Knowledge discovery in textual data is a cornerstone of natural language processing (NLP), driving innovations that enable machines to uncover, interpret, and interact with human language. This dissertation advances human-centered knowledge discovery by exploring the critical intersection of interpretable topic models and powerful, large-scale language models (LLMS). While topic models offer comprehensible thematic distillation, they often lack semantic richness. Conversely, LLMS encapsulate vast world knowledge but can be opaque and difficult to steer. This work addresses this gap, arguing that the next generation of NLP tools must be designed for human-centered and in-the-loop interaction.
The core proposition of this research is that to be effective and reliable, these two approaches must be synthesized. We demonstrate this by: (1) developing novel topic modeling architectures that allow humans to guide machine representations and (2) investigating how LLMS can, in turn, provide interpretable inferences to guide human decision-making in sensitive domains.
Methodologically, we enhance topic models in two ways. First, we introduce I-NTM, the first architecture for interactive neural topic models. By defining topics as movable embeddings, I-NTM gives users direct control to adjust the topic-word space, allowing them to find more relevant information in less time. Second, we bridge the gap between probabilistic structure and contextual knowledge by using LLMS as priors, demonstrably improving the coherence and adaptability of topic representations for downstream tasks.
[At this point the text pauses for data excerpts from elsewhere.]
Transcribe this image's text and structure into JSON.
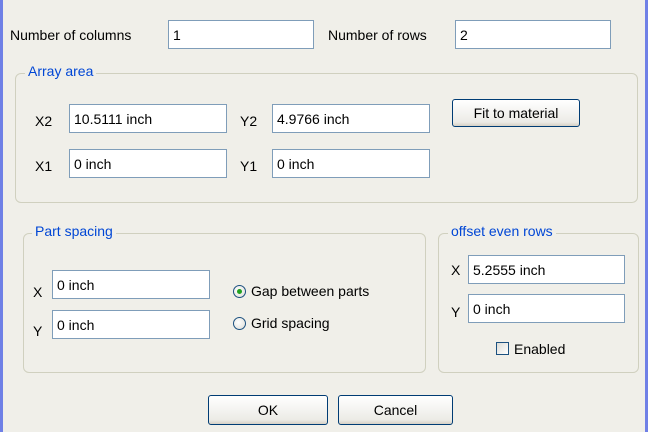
{
  "fields": {
    "columns": {
      "label": "Number of columns",
      "value": "1"
    },
    "rows": {
      "label": "Number of rows",
      "value": "2"
    }
  },
  "array_area": {
    "title": "Array area",
    "x2": {
      "label": "X2",
      "value": "10.5111 inch"
    },
    "y2": {
      "label": "Y2",
      "value": "4.9766 inch"
    },
    "x1": {
      "label": "X1",
      "value": "0 inch"
    },
    "y1": {
      "label": "Y1",
      "value": "0 inch"
    },
    "fit_button": "Fit to material"
  },
  "part_spacing": {
    "title": "Part spacing",
    "x": {
      "label": "X",
      "value": "0 inch"
    },
    "y": {
      "label": "Y",
      "value": "0 inch"
    },
    "options": [
      {
        "label": "Gap between parts",
        "selected": true
      },
      {
        "label": "Grid spacing",
        "selected": false
      }
    ]
  },
  "offset_even_rows": {
    "title": "offset even rows",
    "x": {
      "label": "X",
      "value": "5.2555 inch"
    },
    "y": {
      "label": "Y",
      "value": "0 inch"
    },
    "enabled": {
      "label": "Enabled",
      "checked": false
    }
  },
  "buttons": {
    "ok": "OK",
    "cancel": "Cancel"
  },
  "colors": {
    "accent_frame": "#6f80e6",
    "legend_text": "#0046d5",
    "radio_selected": "#21a121"
  }
}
We then investigate the complementary direction: applying LLMS to the task of inferring psychological dispositions from text. We find that open-source LLMS can outperform traditional, data-intensive models in a zero-shot setting, particularly in handling outliers. However, our analysis reveals a critical pitfall: this performance exposes a deeper issue, as LLMS often overfit to superficial linguistic cues and annotation biases rather than capturing the nuanced, latent nature of psychological traits.
Finally, we summarize the contributions of each chapter and conclude with a discussion of future directions. This dissertation argues that for NLP systems to be reliable partners in human-centered applications, they require structured human feedback, iterative refinement, and importantly, evaluations that are grounded in real-world human complexity, not just surface-level metrics.
Kyle Seelman is a PhD student advised by Dr. Jordan Boyd-Graber. His research is focused on human-in-the-loop and human-centered language models.